By Ryan O. Murphy, global head of behavioural insights at Morningstar
Establishing and understanding client goals are essential elements of good financial planning. But clients are often strangers to themselves and need help to define meaningful goals.
Without goals there’s no motivation, no timeline and no plan. But finding that goal can be a very hard question to answer.
People are often unaware that they don’t know their own financial goals. The challenge facing advisers and planners is helping clients realise what they don’t know before working with them to reach more meaningful objectives.
There’s more to goals than might meet the eye
In our long-running behavioural research at Morningstar we have defined two levels of goals.
The first are surface goals. There are the typical financial goals that will be familiar to advisers, such as saving for retirement, educating children or buying a second home.
But there are also deeper goals – the motivations that drive surface goals. These are closer to values and connect to an individual’s need to live a fulfilling and meaningful life.
For example, a surface goal may be to retire early, but the deeper goal is to have more time for family, hobbies and charity work. This deeper goal can potentially be achieved sooner and at less expense by scaling down working time rather than stopping work entirely.
Deeper goals are more abstract and flexible, both essential qualities for long-term financial planning. Our vision of the future can be impaired by current minutiae while circumstances and priorities can and do change over time.
Uncovering real financial goals
Goals are the first step in effective financial planning, but good outcomes require those goals to be both personally important and achievable.
One of the many behavioural biases we can come up against when asked what our goals are is reflecting top-of-mind priorities rather than deeper held ambitions.
Rather than just asking what your goals are, a simple behavioural nudge in the form of a list of common goals can help clients discover and articulate their surface goals.
Our research found that around three quarters of respondents changed at least one of their top three goals after seeing them alongside a list of 17 common financial goals. These included ‘pay for self-improvement’, ‘stop working and do something I love’ and ‘feel secure about my finances in retirement’.
The final goals were more personal, detailed and emotionally grounded. This emotional element carried into our most recent research.
Deeper goals are what really make us tick – they make us happy and bring fulfilment.
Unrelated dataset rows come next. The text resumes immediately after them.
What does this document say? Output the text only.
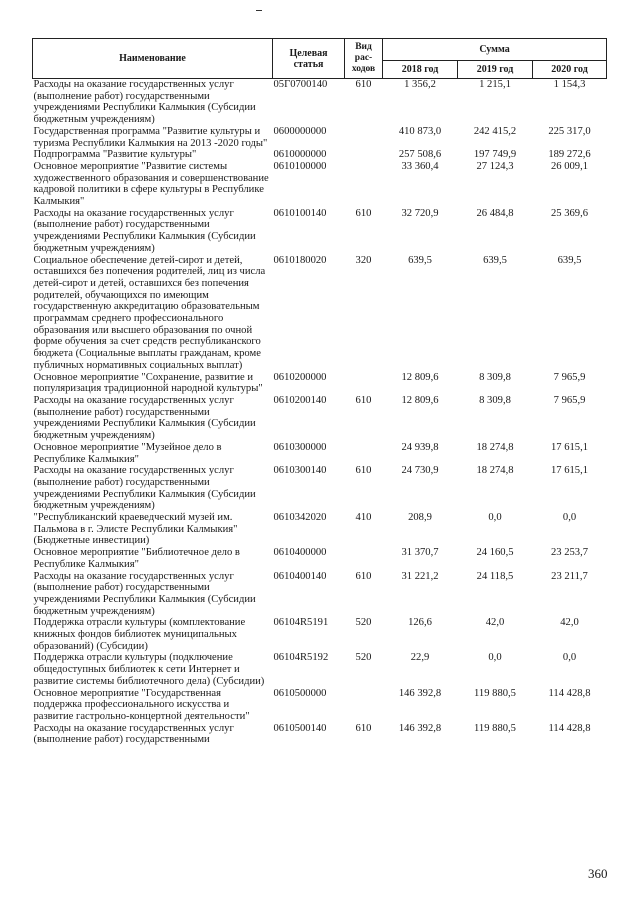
Наименование	Целевая статья	Вид рас-ходов	Сумма		
			2018 год	2019 год	2020 год
Расходы на оказание государственных услуг (выполнение работ) государственными учреждениями Республики Калмыкия (Субсидии бюджетным учреждениям)	05Г0700140	610	1 356,2	1 215,1	1 154,3
Государственная программа "Развитие культуры и туризма Республики Калмыкия на 2013 -2020 годы"	0600000000		410 873,0	242 415,2	225 317,0
Подпрограмма "Развитие культуры"	0610000000		257 508,6	197 749,9	189 272,6
Основное мероприятие "Развитие системы художественного образования и совершенствование кадровой политики в сфере культуры в Республике Калмыкия"	0610100000		33 360,4	27 124,3	26 009,1
Расходы на оказание государственных услуг (выполнение работ) государственными учреждениями Республики Калмыкия (Субсидии бюджетным учреждениям)	0610100140	610	32 720,9	26 484,8	25 369,6
Социальное обеспечение детей-сирот и детей, оставшихся без попечения родителей, лиц из числа детей-сирот и детей, оставшихся без попечения родителей, обучающихся по имеющим государственную аккредитацию образовательным программам среднего профессионального образования или высшего образования по очной форме обучения за счет средств республиканского бюджета (Социальные выплаты гражданам, кроме публичных нормативных социальных выплат)	0610180020	320	639,5	639,5	639,5
Основное мероприятие "Сохранение, развитие и популяризация традиционной народной культуры"	0610200000		12 809,6	8 309,8	7 965,9
Расходы на оказание государственных услуг (выполнение работ) государственными учреждениями Республики Калмыкия (Субсидии бюджетным учреждениям)	0610200140	610	12 809,6	8 309,8	7 965,9
Основное мероприятие "Музейное дело в Республике Калмыкия"	0610300000		24 939,8	18 274,8	17 615,1
Расходы на оказание государственных услуг (выполнение работ) государственными учреждениями Республики Калмыкия (Субсидии бюджетным учреждениям)	0610300140	610	24 730,9	18 274,8	17 615,1
"Республиканский краеведческий музей им. Пальмова в г. Элисте Республики Калмыкия" (Бюджетные инвестиции)	0610342020	410	208,9	0,0	0,0
Основное мероприятие "Библиотечное дело в Республике Калмыкия"	0610400000		31 370,7	24 160,5	23 253,7
Расходы на оказание государственных услуг (выполнение работ) государственными учреждениями Республики Калмыкия (Субсидии бюджетным учреждениям)	0610400140	610	31 221,2	24 118,5	23 211,7
Поддержка отрасли культуры (комплектование книжных фондов библиотек муниципальных образований) (Субсидии)	06104R5191	520	126,6	42,0	42,0
Поддержка отрасли культуры (подключение общедоступных библиотек к сети Интернет и развитие системы библиотечного дела) (Субсидии)	06104R5192	520	22,9	0,0	0,0
Основное мероприятие "Государственная поддержка профессионального искусства и развитие гастрольно-концертной деятельности"	0610500000		146 392,8	119 880,5	114 428,8
Расходы на оказание государственных услуг (выполнение работ) государственными	0610500140	610	146 392,8	119 880,5	114 428,8
360
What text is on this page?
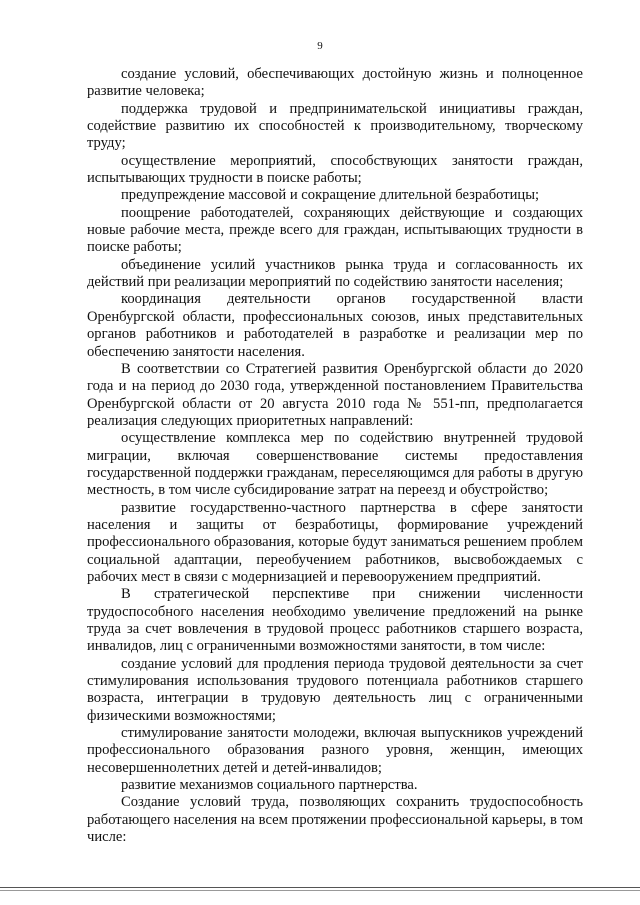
9

создание условий, обеспечивающих достойную жизнь и полноценное развитие человека;

поддержка трудовой и предпринимательской инициативы граждан, содействие развитию их способностей к производительному, творческому труду;

осуществление мероприятий, способствующих занятости граждан, испытывающих трудности в поиске работы;

предупреждение массовой и сокращение длительной безработицы;

поощрение работодателей, сохраняющих действующие и создающих новые рабочие места, прежде всего для граждан, испытывающих трудности в поиске работы;

объединение усилий участников рынка труда и согласованность их действий при реализации мероприятий по содействию занятости населения;

координация деятельности органов государственной власти Оренбургской области, профессиональных союзов, иных представительных органов работников и работодателей в разработке и реализации мер по обеспечению занятости населения.

В соответствии со Стратегией развития Оренбургской области до 2020 года и на период до 2030 года, утвержденной постановлением Правительства Оренбургской области от 20 августа 2010 года № 551-пп, предполагается реализация следующих приоритетных направлений:

осуществление комплекса мер по содействию внутренней трудовой миграции, включая совершенствование системы предоставления государственной поддержки гражданам, переселяющимся для работы в другую местность, в том числе субсидирование затрат на переезд и обустройство;

развитие государственно-частного партнерства в сфере занятости населения и защиты от безработицы, формирование учреждений профессионального образования, которые будут заниматься решением проблем социальной адаптации, переобучением работников, высвобождаемых с рабочих мест в связи с модернизацией и перевооружением предприятий.

В стратегической перспективе при снижении численности трудоспособного населения необходимо увеличение предложений на рынке труда за счет вовлечения в трудовой процесс работников старшего возраста, инвалидов, лиц с ограниченными возможностями занятости, в том числе:

создание условий для продления периода трудовой деятельности за счет стимулирования использования трудового потенциала работников старшего возраста, интеграции в трудовую деятельность лиц с ограниченными физическими возможностями;

стимулирование занятости молодежи, включая выпускников учреждений профессионального образования разного уровня, женщин, имеющих несовершеннолетних детей и детей-инвалидов;

развитие механизмов социального партнерства.

Создание условий труда, позволяющих сохранить трудоспособность работающего населения на всем протяжении профессиональной карьеры, в том числе:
They are, in other words, grounded in positive psychology. We applied the positive psychology framework PERMA-V (positive emotion, engagement, relationships, meaning, accomplishment and vitality – all of which have their own benefits and can be goals in their own right).
The first step was to ask the sample to list their financial goals with a brief description of what that might mean. Now, this was not a representative sample as it was the audience of a wealth management podcast.
Respondents tended to be younger, male, wealthier and more financially literate than the general population. It did, however, give a strong test of the effects of framing in this way on the process of setting financial goals. This sample was more likely to have a decent understanding of where they want to get to.
The next step was asking investors to double their list, encouraging them to spend more time thinking about their goals.
Finally, after being given the PERMA-V framework and then told that goals may fall into the six categories, they were asked to add any additional goals.
Our analysis of both how abstract the goals were – and so how suited to long-term thinking – and the topics yielded some valuable insights.
First that simply asking investors to double their list of goals led to the lowest level of abstract thinking. Structure and some guidance are needed to help people dig deeper for meaningful goals.
Second was that the prevalence of topics depended on the prompt. Goals were largely unchanged between the first and second step. Introducing the PERMA-V framework brought about a meaningful shift from top-of-mind thoughts or even surface goals.
‘Affording a healthy lifestyle’, ‘being able to give back’, ‘engaging in hobbies’ and ‘having fulfilling work/purpose’ were among the most common topics. These are the deeper goals which make life worthwhile and bring about a sense of wellbeing.
A low input but high impact process
Surface goals and deeper goals both have a role to play in financial planning. More personally meaningful goals have a better chance of success – motivation and satisfaction are grounded in the person and what makes them happy, not some arbitrary benchmark.
The PERMA-V framework can have a meaningful impact on how people think about and articulate their goals in just a few minutes, learning more about themselves and what matters.
It can slot easily into the financial planning process, helping advisers get their clients to where they want to be, but with a less restricted view and a little more flexibility along the way.